How To Help Your Child Handle Stress

By in Parenting on 07 January 2009

One thing that is quite constant in an adult’s life is stress. It may stem from pressures at work, family conflicts, and financial considerations. With so many important matters to attend to, parents may fail to recognize, that stress can occur in young children too. Although children are pretty much occupied in their carefree world, they can still be bothered by stress at some degree.

It may be hard to distinguish symptoms of stress in children. However, parents need to be alert for any behavioral changes like mood swings, acting out, sleeping difficulties, and bedwetting. A child may also be too stressed out, if he frequently complains of symptoms like headaches, or stomach aches. Aside from that, a child’s performance at school may be greatly affected.

Stress can affect children differently. For young children, they may start new habits like thumb sucking or hair twirling. Older children may react to stress by lying, disobeying, or even bullying. Nightmares and clingy behavior are also common in children who are too stressed-out.

Common stressors for children usually stem from issues at home, and in school. Children, who can’t seem to fit in, may experience a considerable amount of stress. Academic pressures may also cause stress in children. Since the stressors are plenty, parents need to help children determine, whether they need to make adjustments in their schedule. If your child no longer has the luxury of time to relax, or play after school, then he may be involved in too many activities. It may help if you discuss with your child, the possibility of giving up one activity, or you can help him out with time management.

Parents also need to be careful in discussing sensitive matters when the kids are around. Try to keep conflicts, financial troubles, and other important matters, between you and your partner. Children may still be unable to handle these issues well. It can be easy for them to pick up on these issues, especially if they are able to see how it is affecting their parents.

No matter how busy your day gets, it is vital that you spend quality time with your children. Make yourself available, so that they can approach you anytime regarding their concerns. They may only see problems from their own point of view, and it may help if you try to give them a better perspective on things. Let them know that stress is normal at a certain degree, and that other people get stressed out too.

Parents also need to probe and determine, whether a child is putting too much pressure on himself. While having expectations and goals can be good, it can also lead to undue stress, if a child has unrealistic expectations. Parents need to reassure kids that achievement should never be synonymous to receiving awards, or by being always on top of the class. Achievement can be in the simplest of things, like a newly learned skill, or by merely getting better grades.

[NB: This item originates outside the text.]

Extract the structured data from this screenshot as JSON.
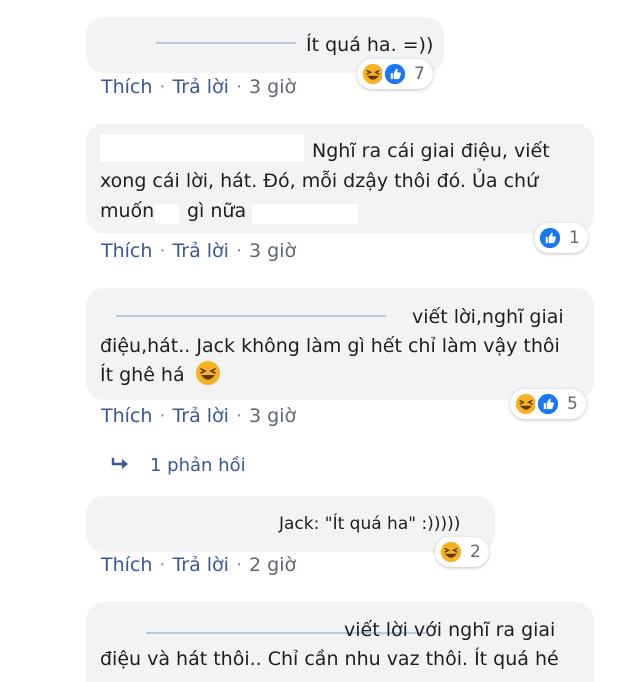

Preparing your child for stressful activities may also be helpful. If you have a scheduled visit to the doctor, give reasonable information to your child. Allow your child to voice out his concerns, so that you can reassure him when necessary. Make it a point that you schedule fun activities as a family. With the challenges at school, let your kids balance it out by allowing them to enjoy their free time.

If your child is not willing to discuss his concerns, and you notice that your child’s behavioral changes have persisted, try to seek help. Try to talk to your child’s teacher, the school counselor, or even your healthcare provider, so that you can help your child during this challenging time.